Pairing streamer


My Innous Pulsemini will not connect with my tablet that I use to control it.  The tablet, and my phone, cannot find the device.  Thought I'd ask here before going through Innous customer service to see if anyone has had this issue and knew of an easy resolution. I've rebooted from A-Z hoping that was the issue.  Any recommendations?

Thanks

davegolf2424

@davegolf2424 

 

           Are you using the sense app only or have you tried to connect going through the  Innuos website direct (no app)? I had to use the Innuos website direct for my pixelbook to connect the Zen Mk3 as advised by Innuos Tech Support. Then I bookmarked it, named and saved it, and click on that to connect, not the app. Other than that, and I am pretty sure you have gone thru all the basics, but try this sequence. 1) remove and replug the Ethernet cable at both ends assuring it is secure at both ends and consider trying another Ethernet cable if the first round of these 5 steps does not work. (2) shut down the mini and unplug it. (3) reboot both the modem and router. (4) reboot your device. (5) plug in the mini, turn it on.  If using the website and going thru reboot process above doesn't work, suggest contacting Innuos. 

@davegolf2424 

@thriftyaudio 

        My first reply is along the same lines as thrifty. If you haven't done so already, enter my.innuos.com in your browser and see how that goes if you haven't tried that already. 

 

 

See if there is a reset button on the sense app.  Look in the manual or contact Innuous.

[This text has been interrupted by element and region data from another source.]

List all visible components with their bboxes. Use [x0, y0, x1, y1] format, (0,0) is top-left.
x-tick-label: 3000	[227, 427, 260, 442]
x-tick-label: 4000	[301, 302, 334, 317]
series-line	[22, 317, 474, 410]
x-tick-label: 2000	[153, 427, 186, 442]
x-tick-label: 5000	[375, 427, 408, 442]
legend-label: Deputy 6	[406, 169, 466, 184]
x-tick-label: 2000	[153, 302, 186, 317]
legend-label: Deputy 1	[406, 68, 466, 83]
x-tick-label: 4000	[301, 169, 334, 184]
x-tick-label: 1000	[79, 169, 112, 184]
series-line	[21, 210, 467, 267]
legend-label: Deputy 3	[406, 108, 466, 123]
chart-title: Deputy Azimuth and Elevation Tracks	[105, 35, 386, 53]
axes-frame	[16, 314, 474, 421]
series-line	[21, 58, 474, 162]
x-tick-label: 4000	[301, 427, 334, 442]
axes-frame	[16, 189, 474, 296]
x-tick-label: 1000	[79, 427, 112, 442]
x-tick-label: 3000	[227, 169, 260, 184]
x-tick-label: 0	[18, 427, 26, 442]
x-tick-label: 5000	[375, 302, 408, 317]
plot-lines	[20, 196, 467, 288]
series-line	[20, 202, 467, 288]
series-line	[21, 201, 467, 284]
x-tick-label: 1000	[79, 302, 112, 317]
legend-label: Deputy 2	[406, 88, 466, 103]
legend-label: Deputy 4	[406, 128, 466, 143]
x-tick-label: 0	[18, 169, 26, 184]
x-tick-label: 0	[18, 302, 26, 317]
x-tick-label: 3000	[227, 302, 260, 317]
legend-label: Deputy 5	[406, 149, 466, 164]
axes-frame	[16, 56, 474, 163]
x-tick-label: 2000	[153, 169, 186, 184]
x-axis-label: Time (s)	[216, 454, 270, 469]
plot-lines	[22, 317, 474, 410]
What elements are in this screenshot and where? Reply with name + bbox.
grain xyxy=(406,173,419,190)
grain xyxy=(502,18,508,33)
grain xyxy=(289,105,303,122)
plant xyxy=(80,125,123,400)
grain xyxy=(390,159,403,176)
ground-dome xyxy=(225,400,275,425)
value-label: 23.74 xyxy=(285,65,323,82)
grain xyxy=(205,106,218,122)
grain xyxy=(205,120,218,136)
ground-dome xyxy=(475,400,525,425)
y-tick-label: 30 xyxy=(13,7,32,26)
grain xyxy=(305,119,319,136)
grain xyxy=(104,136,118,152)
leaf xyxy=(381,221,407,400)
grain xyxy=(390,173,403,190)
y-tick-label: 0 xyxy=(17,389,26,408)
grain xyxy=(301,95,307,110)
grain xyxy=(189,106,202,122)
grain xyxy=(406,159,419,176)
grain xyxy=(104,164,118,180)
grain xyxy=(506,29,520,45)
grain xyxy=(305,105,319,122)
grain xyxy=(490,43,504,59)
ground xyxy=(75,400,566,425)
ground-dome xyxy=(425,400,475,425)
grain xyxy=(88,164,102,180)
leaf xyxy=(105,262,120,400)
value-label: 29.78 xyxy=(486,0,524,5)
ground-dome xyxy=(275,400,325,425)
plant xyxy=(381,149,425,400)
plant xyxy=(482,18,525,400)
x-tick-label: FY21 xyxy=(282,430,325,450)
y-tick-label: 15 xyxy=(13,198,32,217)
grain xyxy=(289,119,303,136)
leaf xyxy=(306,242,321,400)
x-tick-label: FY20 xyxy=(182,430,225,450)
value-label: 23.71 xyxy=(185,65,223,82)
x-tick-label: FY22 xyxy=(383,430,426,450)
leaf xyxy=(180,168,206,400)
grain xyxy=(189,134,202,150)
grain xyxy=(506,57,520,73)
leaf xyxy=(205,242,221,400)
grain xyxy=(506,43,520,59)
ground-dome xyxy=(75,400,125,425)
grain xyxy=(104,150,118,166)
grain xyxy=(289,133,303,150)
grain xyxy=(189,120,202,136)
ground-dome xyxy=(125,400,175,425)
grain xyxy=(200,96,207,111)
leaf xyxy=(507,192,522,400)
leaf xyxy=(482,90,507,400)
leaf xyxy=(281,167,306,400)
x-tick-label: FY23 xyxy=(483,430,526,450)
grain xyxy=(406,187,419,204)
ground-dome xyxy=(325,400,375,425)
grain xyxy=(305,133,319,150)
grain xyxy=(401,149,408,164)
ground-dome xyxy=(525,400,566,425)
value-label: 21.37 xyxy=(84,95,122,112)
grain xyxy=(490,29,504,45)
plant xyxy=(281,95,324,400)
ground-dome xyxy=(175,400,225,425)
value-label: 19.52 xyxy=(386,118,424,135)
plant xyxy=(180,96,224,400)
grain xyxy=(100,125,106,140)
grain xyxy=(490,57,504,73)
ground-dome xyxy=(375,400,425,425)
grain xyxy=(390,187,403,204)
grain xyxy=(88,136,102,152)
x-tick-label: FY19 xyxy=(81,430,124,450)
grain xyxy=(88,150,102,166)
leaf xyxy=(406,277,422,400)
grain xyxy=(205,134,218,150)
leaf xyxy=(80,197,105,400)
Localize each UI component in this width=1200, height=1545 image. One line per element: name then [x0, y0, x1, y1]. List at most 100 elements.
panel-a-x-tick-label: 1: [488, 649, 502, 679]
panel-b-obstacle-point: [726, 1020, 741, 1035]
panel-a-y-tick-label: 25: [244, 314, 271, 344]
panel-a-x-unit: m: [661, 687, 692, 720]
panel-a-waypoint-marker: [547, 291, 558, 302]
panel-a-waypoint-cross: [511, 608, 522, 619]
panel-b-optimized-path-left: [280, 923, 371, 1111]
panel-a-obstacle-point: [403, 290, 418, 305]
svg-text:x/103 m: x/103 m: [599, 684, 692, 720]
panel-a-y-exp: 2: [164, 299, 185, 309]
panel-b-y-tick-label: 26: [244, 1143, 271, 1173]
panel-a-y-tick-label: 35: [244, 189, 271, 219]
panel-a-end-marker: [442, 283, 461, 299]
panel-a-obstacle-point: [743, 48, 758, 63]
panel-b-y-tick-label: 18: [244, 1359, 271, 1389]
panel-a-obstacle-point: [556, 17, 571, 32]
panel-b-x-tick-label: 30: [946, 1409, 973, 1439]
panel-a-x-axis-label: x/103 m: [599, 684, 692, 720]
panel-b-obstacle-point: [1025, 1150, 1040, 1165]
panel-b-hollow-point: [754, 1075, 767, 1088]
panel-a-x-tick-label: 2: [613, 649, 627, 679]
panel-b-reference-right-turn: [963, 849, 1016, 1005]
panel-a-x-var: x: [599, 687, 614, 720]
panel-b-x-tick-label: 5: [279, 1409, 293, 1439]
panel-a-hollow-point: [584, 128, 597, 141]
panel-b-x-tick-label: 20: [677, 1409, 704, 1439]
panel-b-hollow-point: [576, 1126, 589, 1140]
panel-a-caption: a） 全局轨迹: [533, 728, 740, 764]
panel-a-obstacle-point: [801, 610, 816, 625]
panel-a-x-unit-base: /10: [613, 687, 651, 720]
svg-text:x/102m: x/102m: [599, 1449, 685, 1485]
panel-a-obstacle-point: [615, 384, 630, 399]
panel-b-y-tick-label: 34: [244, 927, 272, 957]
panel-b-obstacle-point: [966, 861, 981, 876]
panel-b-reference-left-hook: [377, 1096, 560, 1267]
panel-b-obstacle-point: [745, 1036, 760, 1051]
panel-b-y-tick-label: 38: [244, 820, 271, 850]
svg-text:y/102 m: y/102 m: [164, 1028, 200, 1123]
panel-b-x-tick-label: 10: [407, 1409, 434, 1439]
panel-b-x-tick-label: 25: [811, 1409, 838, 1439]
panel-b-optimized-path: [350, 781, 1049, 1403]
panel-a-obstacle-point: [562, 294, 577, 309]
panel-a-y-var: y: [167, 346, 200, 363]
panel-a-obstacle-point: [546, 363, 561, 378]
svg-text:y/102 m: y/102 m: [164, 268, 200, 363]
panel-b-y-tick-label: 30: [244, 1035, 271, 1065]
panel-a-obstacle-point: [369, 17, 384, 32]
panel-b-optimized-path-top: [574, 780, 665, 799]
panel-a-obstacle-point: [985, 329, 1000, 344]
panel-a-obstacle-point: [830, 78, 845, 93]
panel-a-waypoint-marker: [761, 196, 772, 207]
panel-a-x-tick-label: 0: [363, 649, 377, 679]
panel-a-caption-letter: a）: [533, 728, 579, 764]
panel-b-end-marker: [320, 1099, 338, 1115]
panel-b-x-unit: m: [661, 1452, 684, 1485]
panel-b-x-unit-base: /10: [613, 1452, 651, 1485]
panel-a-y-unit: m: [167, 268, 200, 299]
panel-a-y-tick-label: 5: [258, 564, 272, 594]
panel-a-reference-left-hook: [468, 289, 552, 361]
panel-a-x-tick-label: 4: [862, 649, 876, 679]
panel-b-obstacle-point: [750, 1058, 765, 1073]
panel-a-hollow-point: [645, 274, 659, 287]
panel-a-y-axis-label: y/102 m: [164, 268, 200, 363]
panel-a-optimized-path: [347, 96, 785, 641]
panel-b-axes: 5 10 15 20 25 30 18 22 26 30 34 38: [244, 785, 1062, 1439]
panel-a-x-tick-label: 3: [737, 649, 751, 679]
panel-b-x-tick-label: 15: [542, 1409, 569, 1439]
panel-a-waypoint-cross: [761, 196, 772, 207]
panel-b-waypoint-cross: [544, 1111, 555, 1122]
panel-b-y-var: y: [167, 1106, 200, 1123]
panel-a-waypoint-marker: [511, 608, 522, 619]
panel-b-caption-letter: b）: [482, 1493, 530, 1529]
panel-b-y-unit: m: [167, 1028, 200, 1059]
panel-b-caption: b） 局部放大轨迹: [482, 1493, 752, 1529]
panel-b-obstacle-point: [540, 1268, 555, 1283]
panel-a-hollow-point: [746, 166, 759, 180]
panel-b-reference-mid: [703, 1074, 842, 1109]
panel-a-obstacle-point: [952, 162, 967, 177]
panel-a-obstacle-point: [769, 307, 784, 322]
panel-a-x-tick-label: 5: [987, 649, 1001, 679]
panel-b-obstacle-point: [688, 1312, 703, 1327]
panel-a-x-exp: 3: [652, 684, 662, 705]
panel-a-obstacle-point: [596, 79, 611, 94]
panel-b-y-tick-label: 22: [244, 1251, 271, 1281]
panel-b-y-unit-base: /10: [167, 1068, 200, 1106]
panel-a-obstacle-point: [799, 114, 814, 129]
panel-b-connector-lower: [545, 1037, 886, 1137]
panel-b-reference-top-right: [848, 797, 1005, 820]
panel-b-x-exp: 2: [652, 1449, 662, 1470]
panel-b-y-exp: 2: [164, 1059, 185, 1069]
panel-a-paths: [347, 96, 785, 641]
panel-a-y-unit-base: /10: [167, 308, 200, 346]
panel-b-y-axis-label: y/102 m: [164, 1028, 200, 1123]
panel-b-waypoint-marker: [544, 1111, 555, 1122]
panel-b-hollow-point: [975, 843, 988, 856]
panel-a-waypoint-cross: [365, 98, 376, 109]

I had a similar issue recently.  Couldn’t find my Zen MK3 on my tablet or phone.  I replaced by router pod that’s connected by Ethernet cable to the zen.  That did the trick.  

buellrider97 - your network has to have 1 main router that connects to your isp modem that sets up your wifi ssid (you only need 1), port forwarding, and other parameters and then your 2nd and more routers are setup as a wired or wireless bridge network. This is if you use a non-mesh network. In my older homes, I used to use up to 4 Linksys routers setup this way. When you do it correctly, each router is invisible to you or your device. You never connect to a specific router, you connect wireless to the ssid that all routers can respond to. Even when you are wired, the router routes your packets to the appropriate router or isp network depending on what you want to do. 
 

For mesh networks, (only get a WiFi 6e or newer mesh setup), they provide software that sets up the main/first router, then adds the additional mesh routers, which is basically a bridged network but uses the proprietary backhaul connection for the mesh routers to talk to each other. In a mesh setup, you still configure 1 ssid (if you have 2, get rid of 1), and all the other mesh routers implement dhcp based on the main router. 
 

This is a basic setup that will work fine for everything you want to do, but there are other options like setting up DMZ’s/vlans, etc.